Conscients des effets néfastes de la corruption sur le développement harmonieux d’une nation, les autorités n’ont de cesse, multiplié les professions de foi pour y mettre un terme ou à défaut pour en réduire drastiquement l’influence.

En janvier 2018, alors qu’il participait à Addis-Abeba à un sommet des Chefs d’Etat de l’Union Africaine sur le thème « Gagner la bataille de la lutte contre la corruption : Une voie durable vers la transformation de l’Afrique », le Président Ouattara, déjà à l’aéroport à son arrivée, indiquait qu’en matière de lutte contre la corruption, « la Côte d’Ivoire fait tout ce qu’il faut pour améliorer la bonne gouvernance ». Il a également fait savoir que sur le sujet, « nous sommes tout à fait à l’aise en Côte d’Ivoire avec toutes les mesures qui ont été prises depuis des années. La semaine dernière, nous avons mis en place la Cour des comptes. C’est un élément important de surveillance des comptes publics. Nous avons considéré qu’il fallait en même temps mettre en place la Haute autorité pour la bonne gouvernance dont le président a prêté serment ».

L’année suivante soit en janvier 2019, lors d’un lors d’un séminaire à Abidjan des représentants de la Région Afrique du Fonds monétaire international (FMI), il réaffirmera sa volonté « d’accentuer encore plus » la lutte contre la corruption et de prévenir « Nul n'est au-dessus de la loi en Côte d'Ivoire, ce n’est pas la peine de téléphoner au Premier ministre, au vice-président ou au ministre de la Justice pour plaider pour quelqu'un, ça ne va pas marcher parce qu'au finish je suis la personne qui est responsable ».

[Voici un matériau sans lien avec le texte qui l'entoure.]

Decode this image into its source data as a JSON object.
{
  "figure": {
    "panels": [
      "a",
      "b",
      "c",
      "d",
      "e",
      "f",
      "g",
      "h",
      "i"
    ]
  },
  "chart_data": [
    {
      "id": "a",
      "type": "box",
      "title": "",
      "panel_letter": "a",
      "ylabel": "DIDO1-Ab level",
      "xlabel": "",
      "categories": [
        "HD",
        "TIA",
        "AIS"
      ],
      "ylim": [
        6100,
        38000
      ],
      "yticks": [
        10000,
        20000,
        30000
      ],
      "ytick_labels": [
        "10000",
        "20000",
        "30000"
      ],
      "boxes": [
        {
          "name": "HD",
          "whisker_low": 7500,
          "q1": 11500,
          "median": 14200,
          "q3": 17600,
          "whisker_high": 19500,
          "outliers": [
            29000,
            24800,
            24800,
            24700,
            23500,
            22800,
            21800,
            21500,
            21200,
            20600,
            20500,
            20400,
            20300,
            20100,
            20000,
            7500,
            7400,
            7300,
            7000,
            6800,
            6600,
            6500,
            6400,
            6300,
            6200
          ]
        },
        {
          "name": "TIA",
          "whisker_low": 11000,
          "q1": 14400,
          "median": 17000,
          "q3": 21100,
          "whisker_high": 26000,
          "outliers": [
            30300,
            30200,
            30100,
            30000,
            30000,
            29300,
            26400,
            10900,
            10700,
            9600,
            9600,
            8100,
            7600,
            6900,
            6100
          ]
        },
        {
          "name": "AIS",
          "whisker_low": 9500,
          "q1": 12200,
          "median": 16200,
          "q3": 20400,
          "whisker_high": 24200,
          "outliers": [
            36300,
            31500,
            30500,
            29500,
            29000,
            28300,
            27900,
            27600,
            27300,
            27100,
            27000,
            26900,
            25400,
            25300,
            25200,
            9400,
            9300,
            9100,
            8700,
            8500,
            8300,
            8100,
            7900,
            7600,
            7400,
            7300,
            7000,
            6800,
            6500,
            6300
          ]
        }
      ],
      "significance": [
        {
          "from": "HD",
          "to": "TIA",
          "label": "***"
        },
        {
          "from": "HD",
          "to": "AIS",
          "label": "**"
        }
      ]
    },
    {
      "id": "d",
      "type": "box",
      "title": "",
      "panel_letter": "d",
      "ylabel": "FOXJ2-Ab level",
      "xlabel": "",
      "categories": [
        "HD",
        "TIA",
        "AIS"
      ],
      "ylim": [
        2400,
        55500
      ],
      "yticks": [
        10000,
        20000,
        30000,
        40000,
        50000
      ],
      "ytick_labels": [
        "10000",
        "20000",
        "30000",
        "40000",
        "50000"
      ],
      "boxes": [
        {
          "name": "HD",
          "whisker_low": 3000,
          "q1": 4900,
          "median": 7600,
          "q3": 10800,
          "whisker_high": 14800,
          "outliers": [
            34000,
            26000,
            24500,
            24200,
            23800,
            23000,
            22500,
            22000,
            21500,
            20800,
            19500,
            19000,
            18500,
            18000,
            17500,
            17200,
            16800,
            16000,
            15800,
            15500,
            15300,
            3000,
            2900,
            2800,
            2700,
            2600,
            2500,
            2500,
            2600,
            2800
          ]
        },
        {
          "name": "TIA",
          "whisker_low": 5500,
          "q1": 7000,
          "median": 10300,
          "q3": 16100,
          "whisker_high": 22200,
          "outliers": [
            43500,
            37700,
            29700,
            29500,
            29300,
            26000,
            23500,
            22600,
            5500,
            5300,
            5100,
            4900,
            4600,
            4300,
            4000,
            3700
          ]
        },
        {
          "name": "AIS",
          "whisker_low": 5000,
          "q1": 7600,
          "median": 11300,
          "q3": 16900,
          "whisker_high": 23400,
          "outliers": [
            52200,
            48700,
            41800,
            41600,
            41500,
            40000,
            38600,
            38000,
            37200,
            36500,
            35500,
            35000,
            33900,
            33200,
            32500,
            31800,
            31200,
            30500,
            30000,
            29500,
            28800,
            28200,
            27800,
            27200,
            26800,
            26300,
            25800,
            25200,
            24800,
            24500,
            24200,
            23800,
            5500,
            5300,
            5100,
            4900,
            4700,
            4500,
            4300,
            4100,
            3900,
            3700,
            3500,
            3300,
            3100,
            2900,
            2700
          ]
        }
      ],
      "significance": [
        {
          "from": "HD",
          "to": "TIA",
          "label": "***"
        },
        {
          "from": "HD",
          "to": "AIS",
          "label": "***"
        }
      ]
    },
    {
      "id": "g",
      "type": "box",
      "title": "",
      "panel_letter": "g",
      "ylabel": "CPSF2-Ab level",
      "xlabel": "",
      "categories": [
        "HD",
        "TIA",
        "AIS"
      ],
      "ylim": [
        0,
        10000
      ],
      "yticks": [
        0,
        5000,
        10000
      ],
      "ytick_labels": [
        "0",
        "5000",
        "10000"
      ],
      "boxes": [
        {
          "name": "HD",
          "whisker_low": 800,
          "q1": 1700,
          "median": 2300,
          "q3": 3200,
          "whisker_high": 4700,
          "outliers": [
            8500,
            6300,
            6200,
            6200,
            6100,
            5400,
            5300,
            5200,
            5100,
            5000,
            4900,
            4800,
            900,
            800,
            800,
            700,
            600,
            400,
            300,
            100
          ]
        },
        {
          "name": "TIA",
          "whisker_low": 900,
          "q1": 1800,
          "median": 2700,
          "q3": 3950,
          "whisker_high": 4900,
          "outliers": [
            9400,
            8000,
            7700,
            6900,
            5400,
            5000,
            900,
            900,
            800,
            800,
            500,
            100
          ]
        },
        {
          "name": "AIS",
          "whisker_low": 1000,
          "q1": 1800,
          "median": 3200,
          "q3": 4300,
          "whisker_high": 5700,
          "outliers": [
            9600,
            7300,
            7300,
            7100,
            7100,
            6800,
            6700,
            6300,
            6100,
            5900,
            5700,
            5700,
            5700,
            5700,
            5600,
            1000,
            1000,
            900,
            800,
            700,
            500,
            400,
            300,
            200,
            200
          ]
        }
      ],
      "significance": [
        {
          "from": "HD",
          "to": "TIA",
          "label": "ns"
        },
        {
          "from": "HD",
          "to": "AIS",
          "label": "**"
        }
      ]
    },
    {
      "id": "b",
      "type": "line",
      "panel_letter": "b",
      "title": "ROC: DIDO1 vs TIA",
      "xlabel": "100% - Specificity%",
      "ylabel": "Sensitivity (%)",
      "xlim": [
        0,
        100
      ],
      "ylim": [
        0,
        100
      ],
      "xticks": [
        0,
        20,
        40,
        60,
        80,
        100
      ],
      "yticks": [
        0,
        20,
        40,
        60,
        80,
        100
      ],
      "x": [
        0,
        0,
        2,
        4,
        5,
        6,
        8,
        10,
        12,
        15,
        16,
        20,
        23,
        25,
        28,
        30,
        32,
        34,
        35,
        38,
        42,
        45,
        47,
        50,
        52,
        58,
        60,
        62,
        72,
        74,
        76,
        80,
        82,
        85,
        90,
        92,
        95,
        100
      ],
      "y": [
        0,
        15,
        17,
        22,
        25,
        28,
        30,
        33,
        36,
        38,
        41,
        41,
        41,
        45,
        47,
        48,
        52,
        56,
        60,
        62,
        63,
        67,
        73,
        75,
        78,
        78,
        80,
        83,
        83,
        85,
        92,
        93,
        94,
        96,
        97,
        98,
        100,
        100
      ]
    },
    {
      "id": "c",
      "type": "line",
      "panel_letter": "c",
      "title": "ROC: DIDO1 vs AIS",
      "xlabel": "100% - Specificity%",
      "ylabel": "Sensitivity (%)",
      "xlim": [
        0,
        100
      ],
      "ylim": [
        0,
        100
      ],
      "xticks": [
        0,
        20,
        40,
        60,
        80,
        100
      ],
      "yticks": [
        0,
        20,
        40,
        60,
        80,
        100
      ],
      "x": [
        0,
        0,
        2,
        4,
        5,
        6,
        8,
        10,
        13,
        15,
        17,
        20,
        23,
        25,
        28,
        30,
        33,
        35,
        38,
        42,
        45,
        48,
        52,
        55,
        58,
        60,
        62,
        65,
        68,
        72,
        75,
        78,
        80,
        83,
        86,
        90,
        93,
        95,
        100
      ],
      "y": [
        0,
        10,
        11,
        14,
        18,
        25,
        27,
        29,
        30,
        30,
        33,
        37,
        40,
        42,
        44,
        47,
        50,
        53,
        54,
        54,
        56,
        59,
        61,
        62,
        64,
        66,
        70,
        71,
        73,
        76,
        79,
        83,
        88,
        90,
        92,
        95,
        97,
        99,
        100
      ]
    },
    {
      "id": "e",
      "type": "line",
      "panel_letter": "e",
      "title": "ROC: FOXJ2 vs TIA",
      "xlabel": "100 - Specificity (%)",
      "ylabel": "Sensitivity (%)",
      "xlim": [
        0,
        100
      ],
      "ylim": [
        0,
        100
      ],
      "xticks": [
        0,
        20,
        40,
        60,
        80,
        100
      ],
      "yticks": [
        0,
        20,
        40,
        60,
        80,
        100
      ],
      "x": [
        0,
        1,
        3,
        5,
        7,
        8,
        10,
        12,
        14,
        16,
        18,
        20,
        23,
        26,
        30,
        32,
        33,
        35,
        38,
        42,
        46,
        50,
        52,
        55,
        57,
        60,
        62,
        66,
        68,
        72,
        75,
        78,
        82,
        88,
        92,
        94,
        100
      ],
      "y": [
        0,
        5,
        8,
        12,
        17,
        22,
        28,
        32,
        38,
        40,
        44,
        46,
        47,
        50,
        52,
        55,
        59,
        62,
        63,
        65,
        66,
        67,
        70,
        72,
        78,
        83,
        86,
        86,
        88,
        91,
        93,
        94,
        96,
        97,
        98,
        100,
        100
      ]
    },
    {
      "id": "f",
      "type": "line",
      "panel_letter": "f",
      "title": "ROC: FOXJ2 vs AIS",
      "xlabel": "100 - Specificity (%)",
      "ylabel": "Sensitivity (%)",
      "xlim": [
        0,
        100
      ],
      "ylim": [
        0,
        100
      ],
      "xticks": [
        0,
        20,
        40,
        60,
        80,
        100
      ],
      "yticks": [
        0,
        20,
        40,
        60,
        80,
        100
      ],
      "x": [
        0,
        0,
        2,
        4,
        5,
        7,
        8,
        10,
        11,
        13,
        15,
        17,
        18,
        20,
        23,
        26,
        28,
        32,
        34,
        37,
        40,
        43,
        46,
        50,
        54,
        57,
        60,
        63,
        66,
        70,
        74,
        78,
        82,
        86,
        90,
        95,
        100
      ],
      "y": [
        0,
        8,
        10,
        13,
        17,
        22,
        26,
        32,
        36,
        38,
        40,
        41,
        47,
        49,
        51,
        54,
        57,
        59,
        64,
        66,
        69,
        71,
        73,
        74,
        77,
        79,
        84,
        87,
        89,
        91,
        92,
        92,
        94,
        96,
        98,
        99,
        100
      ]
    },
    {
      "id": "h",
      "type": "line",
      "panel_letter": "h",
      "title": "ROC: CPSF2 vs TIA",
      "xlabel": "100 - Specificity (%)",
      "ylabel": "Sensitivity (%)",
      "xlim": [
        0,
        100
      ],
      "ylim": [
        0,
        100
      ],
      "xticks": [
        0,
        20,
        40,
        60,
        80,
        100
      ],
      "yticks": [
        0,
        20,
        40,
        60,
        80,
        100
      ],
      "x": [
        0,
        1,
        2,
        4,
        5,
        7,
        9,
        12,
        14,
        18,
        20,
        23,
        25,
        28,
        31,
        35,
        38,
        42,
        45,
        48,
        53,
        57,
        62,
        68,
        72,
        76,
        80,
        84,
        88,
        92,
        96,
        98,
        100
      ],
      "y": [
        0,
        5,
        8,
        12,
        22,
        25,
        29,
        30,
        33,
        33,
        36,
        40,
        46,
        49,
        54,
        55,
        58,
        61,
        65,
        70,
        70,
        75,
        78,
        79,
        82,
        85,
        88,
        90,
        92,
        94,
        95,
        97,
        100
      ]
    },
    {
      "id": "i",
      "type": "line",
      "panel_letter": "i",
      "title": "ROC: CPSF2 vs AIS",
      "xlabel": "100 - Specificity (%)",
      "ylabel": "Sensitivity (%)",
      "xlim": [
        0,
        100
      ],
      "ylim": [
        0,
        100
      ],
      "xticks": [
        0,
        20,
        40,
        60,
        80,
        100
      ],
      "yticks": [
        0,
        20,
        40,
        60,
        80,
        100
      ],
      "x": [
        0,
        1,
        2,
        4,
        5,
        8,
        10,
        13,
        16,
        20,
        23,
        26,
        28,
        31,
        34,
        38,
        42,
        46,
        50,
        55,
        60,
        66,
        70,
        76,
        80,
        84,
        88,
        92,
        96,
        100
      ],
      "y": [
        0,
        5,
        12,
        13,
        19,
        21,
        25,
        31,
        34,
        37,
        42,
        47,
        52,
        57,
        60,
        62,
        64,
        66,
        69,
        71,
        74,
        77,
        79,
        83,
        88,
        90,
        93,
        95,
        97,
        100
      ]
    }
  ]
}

En dépit de tous ces efforts, l’un des derniers rapports de l’ONG Transparency International classe le pays à la 106e place sur 180 pays.

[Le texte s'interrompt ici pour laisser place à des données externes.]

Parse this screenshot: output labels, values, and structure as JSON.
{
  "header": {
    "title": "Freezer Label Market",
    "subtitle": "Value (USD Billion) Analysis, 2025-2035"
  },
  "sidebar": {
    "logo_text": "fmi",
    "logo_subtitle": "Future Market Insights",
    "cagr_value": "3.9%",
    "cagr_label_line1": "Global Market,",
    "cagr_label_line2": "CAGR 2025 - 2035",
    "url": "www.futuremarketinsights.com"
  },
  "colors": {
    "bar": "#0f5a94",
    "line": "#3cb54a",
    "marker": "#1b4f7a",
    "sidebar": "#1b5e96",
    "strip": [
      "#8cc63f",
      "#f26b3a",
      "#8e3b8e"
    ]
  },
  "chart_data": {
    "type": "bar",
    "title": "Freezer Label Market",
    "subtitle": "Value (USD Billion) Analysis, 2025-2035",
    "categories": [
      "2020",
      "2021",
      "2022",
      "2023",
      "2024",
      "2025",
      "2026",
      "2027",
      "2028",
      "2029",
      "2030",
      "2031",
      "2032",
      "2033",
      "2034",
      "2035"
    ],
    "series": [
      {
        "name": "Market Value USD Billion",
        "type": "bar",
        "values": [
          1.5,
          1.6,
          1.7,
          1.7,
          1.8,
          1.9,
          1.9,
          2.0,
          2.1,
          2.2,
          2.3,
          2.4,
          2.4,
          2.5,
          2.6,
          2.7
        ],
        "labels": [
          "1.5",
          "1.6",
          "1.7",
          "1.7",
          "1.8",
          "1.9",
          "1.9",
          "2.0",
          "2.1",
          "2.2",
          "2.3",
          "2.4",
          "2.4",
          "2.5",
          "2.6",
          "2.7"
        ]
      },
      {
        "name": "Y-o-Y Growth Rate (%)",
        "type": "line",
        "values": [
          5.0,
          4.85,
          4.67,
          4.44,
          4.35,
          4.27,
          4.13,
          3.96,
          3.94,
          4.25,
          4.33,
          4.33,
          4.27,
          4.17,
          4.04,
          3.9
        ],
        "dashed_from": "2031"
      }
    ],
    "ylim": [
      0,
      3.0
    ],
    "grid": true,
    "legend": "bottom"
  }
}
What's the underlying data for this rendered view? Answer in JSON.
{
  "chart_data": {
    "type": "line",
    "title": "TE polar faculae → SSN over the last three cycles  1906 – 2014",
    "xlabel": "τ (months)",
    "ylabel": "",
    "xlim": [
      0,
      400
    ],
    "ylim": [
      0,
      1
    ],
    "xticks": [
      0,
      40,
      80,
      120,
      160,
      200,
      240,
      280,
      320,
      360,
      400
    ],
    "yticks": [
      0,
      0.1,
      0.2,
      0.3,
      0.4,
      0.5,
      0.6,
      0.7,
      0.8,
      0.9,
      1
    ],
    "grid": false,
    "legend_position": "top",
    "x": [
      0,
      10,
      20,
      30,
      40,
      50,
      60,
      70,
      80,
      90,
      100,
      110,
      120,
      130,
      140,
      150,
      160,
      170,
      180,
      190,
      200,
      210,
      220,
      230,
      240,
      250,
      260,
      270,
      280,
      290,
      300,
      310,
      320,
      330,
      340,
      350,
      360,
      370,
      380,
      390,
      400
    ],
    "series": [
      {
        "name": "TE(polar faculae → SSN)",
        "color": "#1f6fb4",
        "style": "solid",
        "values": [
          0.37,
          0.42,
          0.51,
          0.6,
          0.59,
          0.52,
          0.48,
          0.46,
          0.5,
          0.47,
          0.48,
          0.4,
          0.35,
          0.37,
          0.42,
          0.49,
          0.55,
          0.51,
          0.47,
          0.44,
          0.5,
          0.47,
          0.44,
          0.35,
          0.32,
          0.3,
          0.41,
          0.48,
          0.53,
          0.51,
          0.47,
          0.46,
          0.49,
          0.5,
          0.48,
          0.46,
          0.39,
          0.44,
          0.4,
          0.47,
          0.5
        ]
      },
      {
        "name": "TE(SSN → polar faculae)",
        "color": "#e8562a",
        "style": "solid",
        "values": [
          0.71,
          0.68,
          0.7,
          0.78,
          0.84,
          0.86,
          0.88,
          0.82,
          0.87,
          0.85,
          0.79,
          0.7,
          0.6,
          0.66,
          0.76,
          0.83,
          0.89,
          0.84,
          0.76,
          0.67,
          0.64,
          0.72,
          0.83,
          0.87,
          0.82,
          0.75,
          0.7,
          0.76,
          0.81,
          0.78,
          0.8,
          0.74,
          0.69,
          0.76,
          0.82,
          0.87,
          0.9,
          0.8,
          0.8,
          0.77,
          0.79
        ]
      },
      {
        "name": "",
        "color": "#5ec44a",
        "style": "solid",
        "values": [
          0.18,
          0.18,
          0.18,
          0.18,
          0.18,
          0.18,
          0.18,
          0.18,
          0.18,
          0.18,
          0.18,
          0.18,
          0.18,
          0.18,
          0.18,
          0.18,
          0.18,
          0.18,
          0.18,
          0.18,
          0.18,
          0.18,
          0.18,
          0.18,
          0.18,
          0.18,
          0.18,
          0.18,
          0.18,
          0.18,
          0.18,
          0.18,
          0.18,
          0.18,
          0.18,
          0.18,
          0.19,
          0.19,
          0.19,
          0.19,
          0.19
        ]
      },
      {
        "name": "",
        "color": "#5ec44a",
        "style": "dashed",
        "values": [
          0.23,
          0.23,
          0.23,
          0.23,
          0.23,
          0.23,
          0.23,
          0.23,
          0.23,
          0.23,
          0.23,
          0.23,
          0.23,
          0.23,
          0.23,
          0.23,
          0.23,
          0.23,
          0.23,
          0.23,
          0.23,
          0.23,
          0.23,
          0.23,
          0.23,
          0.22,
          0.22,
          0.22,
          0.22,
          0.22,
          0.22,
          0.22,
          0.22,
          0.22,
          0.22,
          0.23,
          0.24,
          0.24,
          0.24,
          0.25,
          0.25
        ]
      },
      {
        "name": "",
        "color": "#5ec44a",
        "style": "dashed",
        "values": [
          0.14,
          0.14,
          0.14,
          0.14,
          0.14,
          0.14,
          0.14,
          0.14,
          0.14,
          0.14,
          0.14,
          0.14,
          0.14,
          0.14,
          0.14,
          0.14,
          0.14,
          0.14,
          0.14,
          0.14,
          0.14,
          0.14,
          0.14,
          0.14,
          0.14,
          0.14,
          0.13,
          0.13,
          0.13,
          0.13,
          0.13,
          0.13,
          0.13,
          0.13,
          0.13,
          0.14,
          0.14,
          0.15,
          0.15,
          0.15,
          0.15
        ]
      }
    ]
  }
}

Réélu en octobre dernier, le Chef de l’Etat Alassane Ouattara a annoncé sa volonté lors de la campagne de faire de la lutte contre la corruption l’une des priorités de son nouveau mandat.

C’est dans ce contexte que le 25 juin 2021 dans un communiqué, le gouvernement ivoirien a  suspendu à titre conservatoire, plusieurs responsables de certaines entreprises publiques de leurs fonctions en vue de conduire des audits, suite à des investigations préliminaires sur la bonne gouvernance desdites structures de l’Etat. Il s’agit du directeur général de la Nouvelle pharmacie de la santé publique (NPSP), Pr Yapi Ange Désiré, de son directeur des affaires administratives et financières, Cissé Drissa, et de son directeur des affaires logistiques, Coulibaly Telvigue Gbon. La mesure de suspension concerne aussi le directeur général de l’Agence de Gestion et de Développement des Infrastructures Industrielles (AGEDI) Ouattara Youssouf, du directeur général de l’Autorité de Régulation de la Télécommunication/TIC Côte d’Ivoire (ARTCI), Bilé Diéméleou, et du directeur général l’Agence de gestion foncière (AGEF), Coulibaly Lamine.

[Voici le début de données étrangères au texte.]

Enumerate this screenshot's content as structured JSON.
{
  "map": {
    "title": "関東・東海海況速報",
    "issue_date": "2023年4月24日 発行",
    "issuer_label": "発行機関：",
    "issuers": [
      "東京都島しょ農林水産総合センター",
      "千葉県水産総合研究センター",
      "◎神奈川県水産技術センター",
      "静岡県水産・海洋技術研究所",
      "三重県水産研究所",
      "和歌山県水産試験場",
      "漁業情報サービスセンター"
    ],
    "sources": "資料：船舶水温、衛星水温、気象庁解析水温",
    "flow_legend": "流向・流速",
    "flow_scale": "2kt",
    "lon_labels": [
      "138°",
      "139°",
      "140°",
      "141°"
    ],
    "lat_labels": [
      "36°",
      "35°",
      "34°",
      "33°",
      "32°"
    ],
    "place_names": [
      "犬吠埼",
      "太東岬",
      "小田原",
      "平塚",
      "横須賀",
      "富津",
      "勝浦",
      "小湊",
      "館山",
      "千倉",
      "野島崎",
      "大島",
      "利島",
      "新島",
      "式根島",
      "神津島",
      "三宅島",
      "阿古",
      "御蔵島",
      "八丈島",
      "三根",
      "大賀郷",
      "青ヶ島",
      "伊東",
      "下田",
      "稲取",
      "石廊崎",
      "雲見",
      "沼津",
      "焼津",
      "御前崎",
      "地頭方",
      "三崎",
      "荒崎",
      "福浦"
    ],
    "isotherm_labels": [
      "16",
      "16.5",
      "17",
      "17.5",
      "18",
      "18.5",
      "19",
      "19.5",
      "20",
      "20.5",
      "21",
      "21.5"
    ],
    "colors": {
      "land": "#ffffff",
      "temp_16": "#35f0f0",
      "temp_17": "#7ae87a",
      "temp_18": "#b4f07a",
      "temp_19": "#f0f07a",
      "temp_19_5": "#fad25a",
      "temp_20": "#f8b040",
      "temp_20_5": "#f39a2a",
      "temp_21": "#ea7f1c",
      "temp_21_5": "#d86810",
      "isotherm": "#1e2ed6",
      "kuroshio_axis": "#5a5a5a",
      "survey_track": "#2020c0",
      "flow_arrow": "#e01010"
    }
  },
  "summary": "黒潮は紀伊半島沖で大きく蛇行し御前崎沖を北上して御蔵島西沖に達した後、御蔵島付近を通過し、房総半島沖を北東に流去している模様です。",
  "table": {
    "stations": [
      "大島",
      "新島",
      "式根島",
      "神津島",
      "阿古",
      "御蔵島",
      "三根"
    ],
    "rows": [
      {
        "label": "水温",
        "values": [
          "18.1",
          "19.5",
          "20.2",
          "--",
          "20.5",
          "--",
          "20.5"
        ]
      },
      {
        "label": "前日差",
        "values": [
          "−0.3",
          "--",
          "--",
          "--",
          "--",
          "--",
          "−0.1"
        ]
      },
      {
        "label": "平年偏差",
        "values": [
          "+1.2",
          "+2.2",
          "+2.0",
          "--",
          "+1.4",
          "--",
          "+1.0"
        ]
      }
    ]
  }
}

De retour au pays hier mercredi 30 juin 2021, après avoir pris part à Accra au Ghana au 59e sommet ordinaire des Chefs d’Etat et de gouvernement de la Communauté Economique des Etats de l’Afrique de l’Ouest (CEDEAO) suivi d’un séjour privé en France, les yeux sont désormais rivés vers le Chef de l’Etat pour voir la suite qu’il donnera à cet autre dossier en rapport avec la bonne gestion des deniers publics. Mais en attendant l’onde de choc de cette affaire se propage au sein des autres structures de l’Etat qui certainement pourraient recevoir la visite des missions commises à ces audits. L’extension de ces audits à l’échelle serait un grand pas dans la gestion rigoureuse des deniers publics au profit de tous.